Words! For days she had wanted to write a special word in the Dooley book, but things had been so crazy. She cleaned her brushes and went to the shelf and took down the once-blank book and let it fall open of its own accord. Some days it fell open to the really good times. Now it fell open to the other times.

Oct 19~ He called last night and said he was sorry. We are always sorry about something with each other; then we have to go back to school before we finish working things out. This is incredibly hard. Sometimes I don't want to do it anymore and he says he doesn't either. But we can't stop. I can't stop loving him.

Oct 22~ I painted all day yesterday. Drove to the country and had no idea where I was going. Found a farm and climbed over the fence and set up my easel in the field. D doesn't understand how solitude is the only way to get my work done~ he is always ‘up and doing with a heart for any fate,' according to Fr Tim. But people say we are so much alike~ both of us with scary childhoods, both adopted by people who gave us everything, both working hard in school to prove whatever. But we aren't alike at all. It was our experiences that were alike. I am quick flame, he is slow-burning
ember. Or maybe it's the other way around. Our counselor who has a woodstove says any good fire is both.

Oct 25~ D almost never tells me what he's thinking. It's like when we're together I'm jumping into a river with no idea which way the current is moving.

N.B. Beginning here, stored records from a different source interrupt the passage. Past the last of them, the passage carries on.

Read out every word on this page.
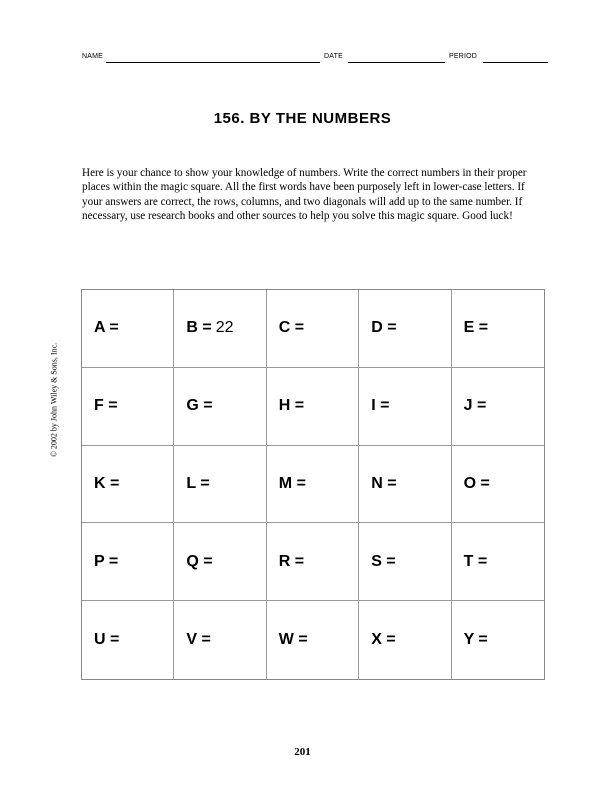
NAME	DATE	PERIOD
156. BY THE NUMBERS
Here is your chance to show your knowledge of numbers. Write the correct numbers in their proper places within the magic square. All the first words have been purposely left in lower-case letters. If your answers are correct, the rows, columns, and two diagonals will add up to the same number. If necessary, use research books and other sources to help you solve this magic square. Good luck!
© 2002 by John Wiley & Sons, Inc.
A =	B = 22	C =	D =	E =
F =	G =	H =	I =	J =
K =	L =	M =	N =	O =
P =	Q =	R =	S =	T =
U =	V =	W =	X =	Y =
201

The counselor Olivia gives us lives near the grounds at school. But unless D comes here, we have to do the sessions on the phone like a conference call. D definitely does not like to do this, but we know it is helping. I can't really think about anything right now without crying, I didn't cry for years because I couldn't. Olivia says crying is good for nearly everything and she should know since she had a heart transplant before she and Hoppy were married. She says if it hadn't been for Hoppy diagnosing the issue and getting her to Boston, she would not be here to cry ever again.

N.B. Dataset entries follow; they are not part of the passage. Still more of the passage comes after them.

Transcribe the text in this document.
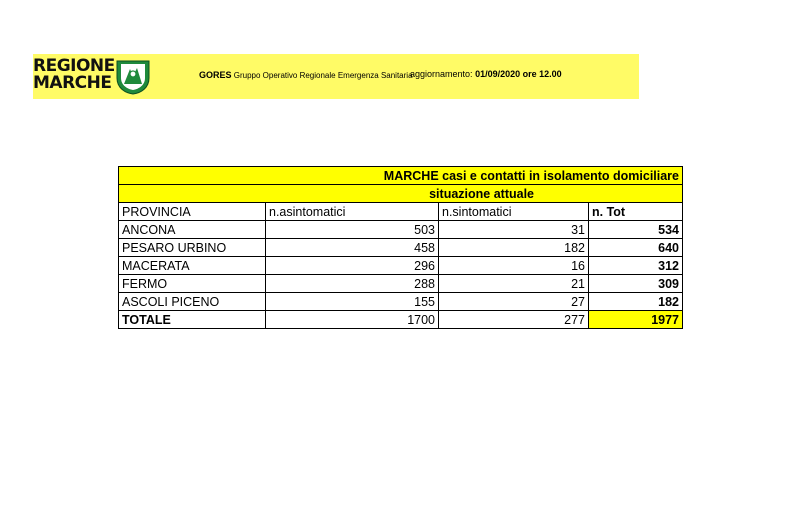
REGIONE
MARCHE	GORES Gruppo Operativo Regionale Emergenza Sanitaria
aggiornamento: 01/09/2020 ore 12.00
MARCHE casi e contatti in isolamento domiciliare			
situazione attuale			
PROVINCIA	n.asintomatici	n.sintomatici	n. Tot
ANCONA	503	31	534
PESARO URBINO	458	182	640
MACERATA	296	16	312
FERMO	288	21	309
ASCOLI PICENO	155	27	182
TOTALE	1700	277	1977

Nov 6~ It was this date ten years ago when I was legally adopted by Olivia and Hoppy and since I never had a middle name the attorneys said if I wanted one this would be a good time so I took Harper. That will be your last name, they said, do you also want it for a middle name? And I said yes.

I could not imagine O and H would keep me forever and if anything happened I would always have this special name. I thought they pitied me~ a poor Creek kid in a mashed-up hat with stringy hair and dirty clothes.

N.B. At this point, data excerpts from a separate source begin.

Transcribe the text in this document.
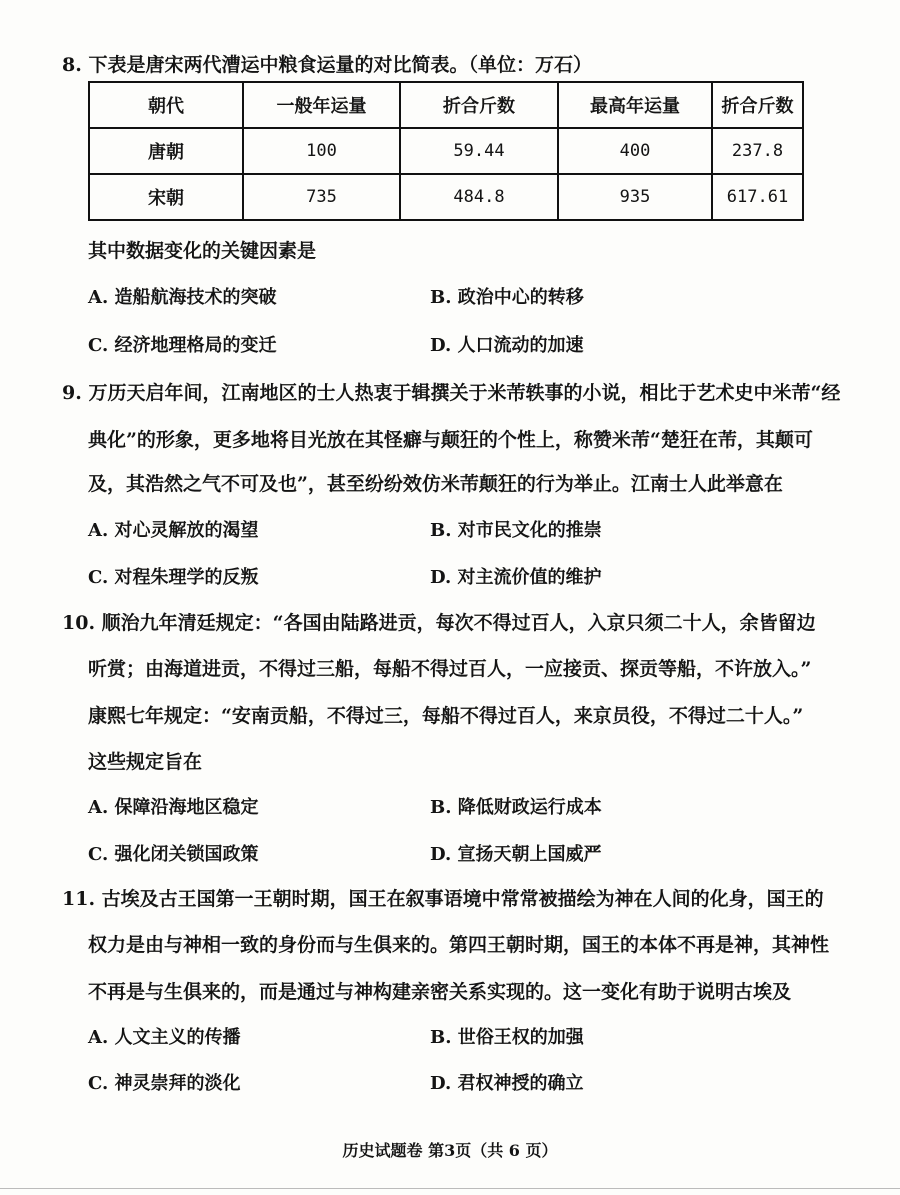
8. 下表是唐宋两代漕运中粮食运量的对比简表。（单位：万石）
朝代	一般年运量	折合斤数	最高年运量	折合斤数
唐朝	100	59.44	400	237.8
宋朝	735	484.8	935	617.61
其中数据变化的关键因素是
A. 造船航海技术的突破	B. 政治中心的转移
C. 经济地理格局的变迁	D. 人口流动的加速
9. 万历天启年间，江南地区的士人热衷于辑撰关于米芾轶事的小说，相比于艺术史中米芾“经
典化”的形象，更多地将目光放在其怪癖与颠狂的个性上，称赞米芾“楚狂在芾，其颠可
及，其浩然之气不可及也”，甚至纷纷效仿米芾颠狂的行为举止。江南士人此举意在
A. 对心灵解放的渴望	B. 对市民文化的推崇
C. 对程朱理学的反叛	D. 对主流价值的维护
10. 顺治九年清廷规定：“各国由陆路进贡，每次不得过百人，入京只须二十人，余皆留边
听赏；由海道进贡，不得过三船，每船不得过百人，一应接贡、探贡等船，不许放入。”
康熙七年规定：“安南贡船，不得过三，每船不得过百人，来京员役，不得过二十人。”
这些规定旨在
A. 保障沿海地区稳定	B. 降低财政运行成本
C. 强化闭关锁国政策	D. 宣扬天朝上国威严
11. 古埃及古王国第一王朝时期，国王在叙事语境中常常被描绘为神在人间的化身，国王的
权力是由与神相一致的身份而与生俱来的。第四王朝时期，国王的本体不再是神，其神性
不再是与生俱来的，而是通过与神构建亲密关系实现的。这一变化有助于说明古埃及
A. 人文主义的传播	B. 世俗王权的加强
C. 神灵崇拜的淡化	D. 君权神授的确立
历史试题卷 第3页（共 6 页）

They kept loving me but I had a terrible fear of loving
them back. I did everything I could to keep from loving them back.

It was totally exhausting for all of us. I could see it in Hoppy's face where I also saw patients dying and his heart condition that he wouldn't confront and the years of lost sleep and Olivia's drained look when we tried to talk. All of it probably caused by regret that they had taken me in. All I knew is that I did not deserve to be loved~ it was their own fault for trying to do the impossible. I wanted them to just leave me alone because they didn't deserve to suffer because I couldn't love them back.

And then the year I studied in France and painted and they came to see me and somehow~ I honestly think it was the way the light moved over the lavender fields~ my heart was very full for them and grateful and I was able to say to the concierge, These are my parents!